Die Paartherapie ist eine Form der Psychotherapie. Diese Therapie
benutzt man zur Bearbeitung von Konflikten der Paare. Es kann jedoch nur
ein Treffen stattfinden, wenn beide Partner damit einverstanden sind,
sich beraten zu lassen. Wenn sich einer jedoch nicht bereit erklärt,
wäre es sinnvoll, wenn der Andere vorübergehend eine Therapie alleine
macht. Im laufe der Zeit wird dann die Person, die nicht zugestimmt hat,
dazu gezogen und die Angst vor einer Therapie geklärt.

Weshalb sich Paare für eine Therapie aussprechen ist immer sehr
unterschiedlich, doch häufig wollen sie eine angenehme Veränderung
erzielen oder eine derzeitige Krise überwinden.
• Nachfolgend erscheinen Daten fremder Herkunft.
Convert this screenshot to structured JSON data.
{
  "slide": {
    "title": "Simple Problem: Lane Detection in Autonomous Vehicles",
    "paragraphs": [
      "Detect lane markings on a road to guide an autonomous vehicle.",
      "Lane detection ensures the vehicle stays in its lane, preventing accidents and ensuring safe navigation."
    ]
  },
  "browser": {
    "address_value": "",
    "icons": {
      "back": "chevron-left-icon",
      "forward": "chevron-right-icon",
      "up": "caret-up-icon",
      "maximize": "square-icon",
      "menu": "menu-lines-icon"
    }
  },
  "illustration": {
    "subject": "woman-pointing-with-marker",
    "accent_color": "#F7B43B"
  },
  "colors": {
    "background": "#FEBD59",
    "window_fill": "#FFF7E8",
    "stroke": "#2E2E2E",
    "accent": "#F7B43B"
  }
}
Dazu wird eine Methode
angewandt, die sich „systemische Therapie“ nennt. Bei diesem Verfahren
wird das Paar als System betrachtet. Der einzelne Mensch wird nicht nur
mit seinen Erlebnissen und Empfindungen gesehen, sondern auch mit den
Beziehungen, die er eingeht. Dadurch werden die Schwierigkeiten nicht
immer weiter vertieft, was dazu beitragen kann, dass die Krisen besser
bewältigt werden können.

Welche Probleme bewältigt werden müssen sind auch immer so
unterschiedlich, wie die Paare selbst. Doch es gibt manche Ursachen von
Konflikten, die häufiger auftreten:

die Geburt eines Kindes

berufliche Belastungen

Kommunikationsschwierigkeiten

unterschiedliche Sichtweisen von Kindererziehung

Das Ziel, das das Paar erreichen will, ist ebenso oft unterschiedlich,
wie auch die Gründe für eine Therapie und die Probleme, die gelöst
werden müssen. Das Therapieziel hängt gewissermaßen mit den Problemen
zusammen, doch bei manchen Paaren sind die Probleme eigentlich nur
oberflächlich und der Grund für die Krisen sind viel bedeutender. Viele
Paar wollen sich auch von einem Psychotherapeuten beraten lassen, um
heraus zu finden, ob es ratsam wäre die Beziehung fortzusetzen.